WASHINGTON - Die US-Bundesregierung befindet sich in einem offenen Konflikt mit der Führung der Hauptstadt des Landes. Die Regierung des ehemaligen Präsidenten Donald Trump sieht sich mit einer Klage konfrontiert, die das Rathaus von Washington gegen sie eingereicht hat, weil sie zunehmend versucht, die direkte Kontrolle über die Polizeikräfte der Stadt zu erlangen.
Nach Angaben der Washington Post handelt es sich dabei um einen der größten Eingriffe der Bundesregierung in die Verwaltung der Hauptstadt in den letzten 50 Jahren, seit Washington seine eigene Selbstverwaltung erhalten hat. Auslöser für den umstrittenen Schritt war die Entscheidung von Generalstaatsanwältin Pam Bondi, einen Krisenkommissar mit den Befugnissen eines Polizeichefs an die Spitze des Metropolitan Police Department (MPDC) zu stellen.

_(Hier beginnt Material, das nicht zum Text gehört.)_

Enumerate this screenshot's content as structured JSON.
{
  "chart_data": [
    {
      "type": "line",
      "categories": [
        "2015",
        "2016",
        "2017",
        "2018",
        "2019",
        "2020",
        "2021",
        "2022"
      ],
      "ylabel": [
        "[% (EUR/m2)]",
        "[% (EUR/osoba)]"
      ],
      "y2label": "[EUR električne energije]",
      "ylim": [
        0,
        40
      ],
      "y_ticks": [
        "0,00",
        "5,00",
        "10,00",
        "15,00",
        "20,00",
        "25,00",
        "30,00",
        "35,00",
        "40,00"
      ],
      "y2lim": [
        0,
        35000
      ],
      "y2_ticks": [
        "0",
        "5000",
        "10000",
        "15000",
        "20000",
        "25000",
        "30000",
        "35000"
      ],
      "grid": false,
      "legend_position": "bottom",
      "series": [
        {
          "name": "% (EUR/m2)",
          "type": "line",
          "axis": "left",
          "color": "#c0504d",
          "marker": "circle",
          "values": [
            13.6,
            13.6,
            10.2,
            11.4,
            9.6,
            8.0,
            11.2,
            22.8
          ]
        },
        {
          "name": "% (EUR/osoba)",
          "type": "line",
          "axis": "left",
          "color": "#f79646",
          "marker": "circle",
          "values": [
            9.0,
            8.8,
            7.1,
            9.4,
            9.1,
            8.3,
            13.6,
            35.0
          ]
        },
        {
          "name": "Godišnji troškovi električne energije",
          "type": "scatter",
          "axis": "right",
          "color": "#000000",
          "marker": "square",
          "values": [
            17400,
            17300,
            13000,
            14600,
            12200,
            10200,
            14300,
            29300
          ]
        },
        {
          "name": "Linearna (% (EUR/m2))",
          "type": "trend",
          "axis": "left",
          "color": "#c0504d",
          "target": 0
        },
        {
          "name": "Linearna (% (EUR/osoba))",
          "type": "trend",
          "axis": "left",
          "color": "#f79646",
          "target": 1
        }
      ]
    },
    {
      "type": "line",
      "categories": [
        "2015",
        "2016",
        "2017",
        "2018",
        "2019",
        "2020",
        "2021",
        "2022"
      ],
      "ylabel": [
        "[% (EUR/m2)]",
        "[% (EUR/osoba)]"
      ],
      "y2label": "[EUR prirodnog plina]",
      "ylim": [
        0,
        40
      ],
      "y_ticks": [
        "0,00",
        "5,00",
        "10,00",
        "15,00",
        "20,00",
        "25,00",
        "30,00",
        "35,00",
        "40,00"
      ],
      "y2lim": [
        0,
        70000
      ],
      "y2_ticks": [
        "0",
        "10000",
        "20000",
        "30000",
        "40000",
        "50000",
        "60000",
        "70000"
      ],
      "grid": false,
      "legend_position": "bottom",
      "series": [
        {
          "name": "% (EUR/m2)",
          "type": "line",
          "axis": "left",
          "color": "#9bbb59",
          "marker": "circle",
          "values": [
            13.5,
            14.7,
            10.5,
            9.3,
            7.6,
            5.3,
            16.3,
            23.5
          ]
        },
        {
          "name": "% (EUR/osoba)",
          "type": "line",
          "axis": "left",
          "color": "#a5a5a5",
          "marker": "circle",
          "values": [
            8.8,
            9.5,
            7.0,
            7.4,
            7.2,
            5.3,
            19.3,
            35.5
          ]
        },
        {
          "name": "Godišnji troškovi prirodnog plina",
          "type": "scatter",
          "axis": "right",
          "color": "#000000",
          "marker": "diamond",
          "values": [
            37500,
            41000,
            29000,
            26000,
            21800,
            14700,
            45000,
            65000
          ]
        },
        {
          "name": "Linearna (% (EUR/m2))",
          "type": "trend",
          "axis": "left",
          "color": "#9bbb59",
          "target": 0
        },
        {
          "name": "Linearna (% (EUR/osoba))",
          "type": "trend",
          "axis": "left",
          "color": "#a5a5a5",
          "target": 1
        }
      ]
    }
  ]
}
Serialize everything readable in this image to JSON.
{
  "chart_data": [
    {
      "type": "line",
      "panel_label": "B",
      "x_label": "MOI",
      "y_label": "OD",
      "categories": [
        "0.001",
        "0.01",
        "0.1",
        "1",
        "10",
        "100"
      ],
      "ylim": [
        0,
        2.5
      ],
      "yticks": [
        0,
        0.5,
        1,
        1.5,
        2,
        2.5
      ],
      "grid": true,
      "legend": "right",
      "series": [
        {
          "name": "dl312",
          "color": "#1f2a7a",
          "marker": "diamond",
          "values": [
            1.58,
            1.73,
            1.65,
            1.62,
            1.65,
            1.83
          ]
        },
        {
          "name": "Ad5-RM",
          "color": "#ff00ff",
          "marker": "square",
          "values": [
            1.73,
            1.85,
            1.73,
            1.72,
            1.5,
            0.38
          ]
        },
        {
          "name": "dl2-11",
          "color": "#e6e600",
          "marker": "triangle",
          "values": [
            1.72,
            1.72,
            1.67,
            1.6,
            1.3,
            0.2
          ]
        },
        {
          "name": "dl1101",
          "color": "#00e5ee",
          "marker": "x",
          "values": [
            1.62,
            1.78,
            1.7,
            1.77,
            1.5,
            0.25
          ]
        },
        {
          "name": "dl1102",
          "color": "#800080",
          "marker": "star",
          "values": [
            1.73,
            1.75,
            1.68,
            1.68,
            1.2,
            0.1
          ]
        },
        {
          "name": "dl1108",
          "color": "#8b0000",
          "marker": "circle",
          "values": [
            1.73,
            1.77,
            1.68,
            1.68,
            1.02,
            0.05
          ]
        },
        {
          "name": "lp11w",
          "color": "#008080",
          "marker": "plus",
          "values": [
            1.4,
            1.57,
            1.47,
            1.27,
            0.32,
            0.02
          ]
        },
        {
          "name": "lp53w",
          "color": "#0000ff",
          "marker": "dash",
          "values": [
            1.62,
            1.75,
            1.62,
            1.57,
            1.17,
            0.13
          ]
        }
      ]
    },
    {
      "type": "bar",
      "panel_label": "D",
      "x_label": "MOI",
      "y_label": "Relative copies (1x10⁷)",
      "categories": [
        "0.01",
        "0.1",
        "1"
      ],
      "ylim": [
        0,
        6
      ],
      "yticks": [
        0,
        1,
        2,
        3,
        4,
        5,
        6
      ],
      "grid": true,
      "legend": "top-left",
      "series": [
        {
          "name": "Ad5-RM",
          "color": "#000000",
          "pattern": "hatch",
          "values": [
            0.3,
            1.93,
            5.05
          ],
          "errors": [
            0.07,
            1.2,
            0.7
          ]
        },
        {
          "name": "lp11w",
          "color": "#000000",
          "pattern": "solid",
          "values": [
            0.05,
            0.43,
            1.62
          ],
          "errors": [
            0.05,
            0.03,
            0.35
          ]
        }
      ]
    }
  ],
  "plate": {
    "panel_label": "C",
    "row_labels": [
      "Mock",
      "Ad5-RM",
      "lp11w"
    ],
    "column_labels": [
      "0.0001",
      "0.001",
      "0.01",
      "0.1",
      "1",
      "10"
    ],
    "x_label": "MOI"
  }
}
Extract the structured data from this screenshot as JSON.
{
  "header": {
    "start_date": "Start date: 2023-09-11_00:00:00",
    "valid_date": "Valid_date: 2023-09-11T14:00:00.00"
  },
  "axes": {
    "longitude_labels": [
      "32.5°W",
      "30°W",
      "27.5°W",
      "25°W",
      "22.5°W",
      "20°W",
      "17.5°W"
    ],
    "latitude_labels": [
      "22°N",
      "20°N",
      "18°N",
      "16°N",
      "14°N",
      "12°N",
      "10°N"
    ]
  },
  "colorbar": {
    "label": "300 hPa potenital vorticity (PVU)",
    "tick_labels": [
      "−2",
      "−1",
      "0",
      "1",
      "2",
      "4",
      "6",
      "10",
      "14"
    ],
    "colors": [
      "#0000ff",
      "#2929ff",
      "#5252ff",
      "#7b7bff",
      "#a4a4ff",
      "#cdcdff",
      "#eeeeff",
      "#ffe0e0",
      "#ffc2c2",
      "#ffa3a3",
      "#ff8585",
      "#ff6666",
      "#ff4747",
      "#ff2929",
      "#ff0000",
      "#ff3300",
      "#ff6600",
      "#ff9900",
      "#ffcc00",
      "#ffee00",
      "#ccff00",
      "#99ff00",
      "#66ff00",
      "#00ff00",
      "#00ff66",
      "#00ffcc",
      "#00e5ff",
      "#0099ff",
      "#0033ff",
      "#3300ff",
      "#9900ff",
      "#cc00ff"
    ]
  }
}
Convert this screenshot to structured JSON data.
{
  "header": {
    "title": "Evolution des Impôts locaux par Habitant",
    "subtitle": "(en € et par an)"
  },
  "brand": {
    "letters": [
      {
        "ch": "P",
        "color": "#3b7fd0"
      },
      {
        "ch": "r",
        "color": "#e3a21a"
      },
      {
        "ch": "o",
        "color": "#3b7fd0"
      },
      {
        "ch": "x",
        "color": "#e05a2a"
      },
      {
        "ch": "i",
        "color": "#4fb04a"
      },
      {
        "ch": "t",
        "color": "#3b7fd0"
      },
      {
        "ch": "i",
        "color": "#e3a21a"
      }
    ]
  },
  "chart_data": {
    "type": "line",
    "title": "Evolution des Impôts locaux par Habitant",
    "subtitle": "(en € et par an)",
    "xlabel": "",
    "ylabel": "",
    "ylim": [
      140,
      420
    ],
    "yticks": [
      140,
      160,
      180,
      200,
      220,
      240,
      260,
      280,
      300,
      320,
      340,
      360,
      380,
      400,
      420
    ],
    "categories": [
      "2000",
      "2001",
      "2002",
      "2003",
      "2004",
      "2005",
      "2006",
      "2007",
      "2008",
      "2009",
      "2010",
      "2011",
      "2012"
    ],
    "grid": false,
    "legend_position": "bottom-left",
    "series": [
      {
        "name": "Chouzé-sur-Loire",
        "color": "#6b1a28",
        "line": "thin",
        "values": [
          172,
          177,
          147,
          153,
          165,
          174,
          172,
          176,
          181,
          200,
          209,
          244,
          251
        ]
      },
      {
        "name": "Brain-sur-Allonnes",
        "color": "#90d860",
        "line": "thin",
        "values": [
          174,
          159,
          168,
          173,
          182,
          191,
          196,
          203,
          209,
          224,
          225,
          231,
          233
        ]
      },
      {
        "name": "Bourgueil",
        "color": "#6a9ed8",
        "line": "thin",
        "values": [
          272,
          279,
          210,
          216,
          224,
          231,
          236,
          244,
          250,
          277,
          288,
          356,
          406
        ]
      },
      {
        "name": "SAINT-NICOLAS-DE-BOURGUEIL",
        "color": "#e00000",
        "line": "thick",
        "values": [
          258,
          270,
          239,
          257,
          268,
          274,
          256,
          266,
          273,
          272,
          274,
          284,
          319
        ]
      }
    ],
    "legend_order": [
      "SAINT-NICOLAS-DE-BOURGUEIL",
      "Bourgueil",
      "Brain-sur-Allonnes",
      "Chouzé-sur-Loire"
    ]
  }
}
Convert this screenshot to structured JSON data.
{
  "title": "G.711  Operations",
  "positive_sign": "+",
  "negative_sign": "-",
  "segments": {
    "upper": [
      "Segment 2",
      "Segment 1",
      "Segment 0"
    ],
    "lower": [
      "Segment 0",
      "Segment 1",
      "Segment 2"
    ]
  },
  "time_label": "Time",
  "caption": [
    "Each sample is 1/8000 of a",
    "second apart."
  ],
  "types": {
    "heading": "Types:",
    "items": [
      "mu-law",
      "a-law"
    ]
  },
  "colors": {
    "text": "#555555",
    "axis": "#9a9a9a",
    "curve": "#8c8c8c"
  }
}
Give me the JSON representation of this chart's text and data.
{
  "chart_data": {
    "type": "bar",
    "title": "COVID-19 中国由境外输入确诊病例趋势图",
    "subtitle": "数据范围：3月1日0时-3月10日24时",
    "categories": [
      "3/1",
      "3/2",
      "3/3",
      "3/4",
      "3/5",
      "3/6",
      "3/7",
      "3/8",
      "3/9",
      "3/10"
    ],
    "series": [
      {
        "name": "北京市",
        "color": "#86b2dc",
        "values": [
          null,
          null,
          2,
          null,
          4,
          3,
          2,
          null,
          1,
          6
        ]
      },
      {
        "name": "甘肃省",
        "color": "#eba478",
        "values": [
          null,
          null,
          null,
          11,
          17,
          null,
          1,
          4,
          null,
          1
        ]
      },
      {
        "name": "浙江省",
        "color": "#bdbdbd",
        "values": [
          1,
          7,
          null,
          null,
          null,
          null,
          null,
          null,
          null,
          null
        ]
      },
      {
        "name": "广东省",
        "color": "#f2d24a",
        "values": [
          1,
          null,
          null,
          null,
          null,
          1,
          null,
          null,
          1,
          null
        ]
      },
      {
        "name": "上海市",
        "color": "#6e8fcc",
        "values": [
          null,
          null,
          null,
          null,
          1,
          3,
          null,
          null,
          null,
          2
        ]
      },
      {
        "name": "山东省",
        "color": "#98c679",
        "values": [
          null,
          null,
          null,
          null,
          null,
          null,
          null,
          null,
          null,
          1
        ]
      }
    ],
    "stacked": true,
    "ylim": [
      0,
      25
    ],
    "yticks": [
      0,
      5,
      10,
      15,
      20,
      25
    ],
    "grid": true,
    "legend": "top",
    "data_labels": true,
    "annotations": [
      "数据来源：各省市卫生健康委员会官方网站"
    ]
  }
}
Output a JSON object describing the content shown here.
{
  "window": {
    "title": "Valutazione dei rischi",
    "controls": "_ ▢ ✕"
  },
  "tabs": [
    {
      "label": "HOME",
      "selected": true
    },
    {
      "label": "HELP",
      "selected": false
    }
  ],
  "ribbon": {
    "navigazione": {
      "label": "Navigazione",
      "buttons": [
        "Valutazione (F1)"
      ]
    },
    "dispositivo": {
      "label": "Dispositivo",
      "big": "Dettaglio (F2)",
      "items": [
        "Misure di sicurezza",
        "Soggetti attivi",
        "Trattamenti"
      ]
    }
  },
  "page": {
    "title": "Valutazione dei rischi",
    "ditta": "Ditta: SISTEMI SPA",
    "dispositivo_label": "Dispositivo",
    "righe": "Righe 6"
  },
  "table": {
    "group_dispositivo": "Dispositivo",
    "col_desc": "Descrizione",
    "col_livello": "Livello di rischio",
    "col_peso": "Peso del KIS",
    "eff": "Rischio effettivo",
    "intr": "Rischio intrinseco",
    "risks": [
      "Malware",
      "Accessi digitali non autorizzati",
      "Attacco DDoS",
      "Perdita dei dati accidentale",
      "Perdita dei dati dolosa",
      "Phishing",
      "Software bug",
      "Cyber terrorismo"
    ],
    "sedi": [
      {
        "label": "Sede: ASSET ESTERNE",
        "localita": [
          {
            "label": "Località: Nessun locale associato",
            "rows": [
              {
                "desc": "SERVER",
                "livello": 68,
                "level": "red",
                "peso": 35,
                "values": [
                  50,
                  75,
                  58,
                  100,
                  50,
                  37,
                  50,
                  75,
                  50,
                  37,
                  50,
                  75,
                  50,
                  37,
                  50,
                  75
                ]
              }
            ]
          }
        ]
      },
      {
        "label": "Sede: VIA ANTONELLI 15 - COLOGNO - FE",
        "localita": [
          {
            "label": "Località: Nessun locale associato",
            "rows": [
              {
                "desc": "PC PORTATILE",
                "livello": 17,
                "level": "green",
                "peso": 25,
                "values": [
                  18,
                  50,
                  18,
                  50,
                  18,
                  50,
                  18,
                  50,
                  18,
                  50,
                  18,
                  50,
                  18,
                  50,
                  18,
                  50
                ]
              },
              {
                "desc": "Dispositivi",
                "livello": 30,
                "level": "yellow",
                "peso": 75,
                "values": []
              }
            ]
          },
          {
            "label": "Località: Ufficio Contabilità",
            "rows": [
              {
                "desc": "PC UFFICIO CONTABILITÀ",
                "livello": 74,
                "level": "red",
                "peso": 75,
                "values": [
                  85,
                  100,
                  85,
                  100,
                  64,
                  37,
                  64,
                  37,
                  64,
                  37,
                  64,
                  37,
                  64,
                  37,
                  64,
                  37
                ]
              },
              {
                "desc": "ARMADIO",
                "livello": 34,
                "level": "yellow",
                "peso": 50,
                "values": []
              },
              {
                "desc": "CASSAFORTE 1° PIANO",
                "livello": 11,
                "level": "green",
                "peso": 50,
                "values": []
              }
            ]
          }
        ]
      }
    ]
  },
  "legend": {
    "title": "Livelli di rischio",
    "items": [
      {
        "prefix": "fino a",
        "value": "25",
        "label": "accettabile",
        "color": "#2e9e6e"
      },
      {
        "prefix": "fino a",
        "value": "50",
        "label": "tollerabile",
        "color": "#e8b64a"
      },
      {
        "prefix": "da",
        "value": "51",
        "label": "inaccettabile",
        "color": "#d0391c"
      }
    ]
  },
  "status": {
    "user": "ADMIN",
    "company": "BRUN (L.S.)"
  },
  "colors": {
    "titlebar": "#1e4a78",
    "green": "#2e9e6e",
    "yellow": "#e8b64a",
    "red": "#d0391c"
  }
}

Dieser Eingriff bedeutet, dass der neu ernannte Kommissar Entscheidungen über die Strategie, den Einsatz von Einheiten und den Haushalt der Polizei treffen kann, ohne die Stadtverwaltung zu konsultieren. Kritiker sagen, dass dies eine noch nie dagewesene Einschränkung der Befugnisse lokaler gewählter Beamter ist, die bisher für die Sicherheitspolitik in der Hauptstadt verantwortlich waren.
In der Klage, die die Stadt bei einem Bundesgericht eingereicht hat, wird behauptet, dass die Bundesregierung mit dieser Maßnahme gegen den Grundsatz der begrenzten Regierungsgewalt in Washington verstoßen und ihre gesetzlichen Befugnisse überschritten hat. "Dies ist ein grundlegender Verstoß gegen das demokratische Recht der Bewohner der Hauptstadt, über ihre eigenen Sicherheitskräfte zu entscheiden", sagte der Anwalt der Stadt.
Die Befürworter eines Eingreifens auf Bundesebene argumentieren hingegen, dass die Situation eine starke Führung und Koordinierung durch die Bundesbehörden erfordert, insbesondere in einer Zeit, in der die Metropole mit einer steigenden Kriminalität und Sicherheitsproblemen bei großen öffentlichen Veranstaltungen konfrontiert ist. Bondi betonte, dass die Ernennung eines Notfallkommissars eine "schnelle und effektive Reaktion" der Polizei auf Notfallsituationen gewährleisten soll.
Die Spannungen zwischen dem Washingtoner Rathaus und der Bundesverwaltung über die Kontrolle der Polizei sind nicht neu, aber Analysten zufolge haben sie jetzt eine ungewöhnliche Intensität erreicht. Der Streit könnte langfristige Folgen haben, nicht nur für das Funktionieren der Sicherheitskräfte, sondern auch für den Status der Hauptstadt selbst, die unter den amerikanischen Städten und Bundesstaaten eine Sonderstellung einnimmt.
Ein Bundesgericht wird in den kommenden Wochen entscheiden, ob der Schritt der Verwaltung rechtlich gerechtfertigt ist oder ob er eine Überschreitung der verfassungsmäßigen Grenzen der Macht darstellt.
gnews.cz - GH
Kommentare
Anmelden · Registrieren
Melden Sie sich an oder registrieren Sie sich, um zu kommentieren.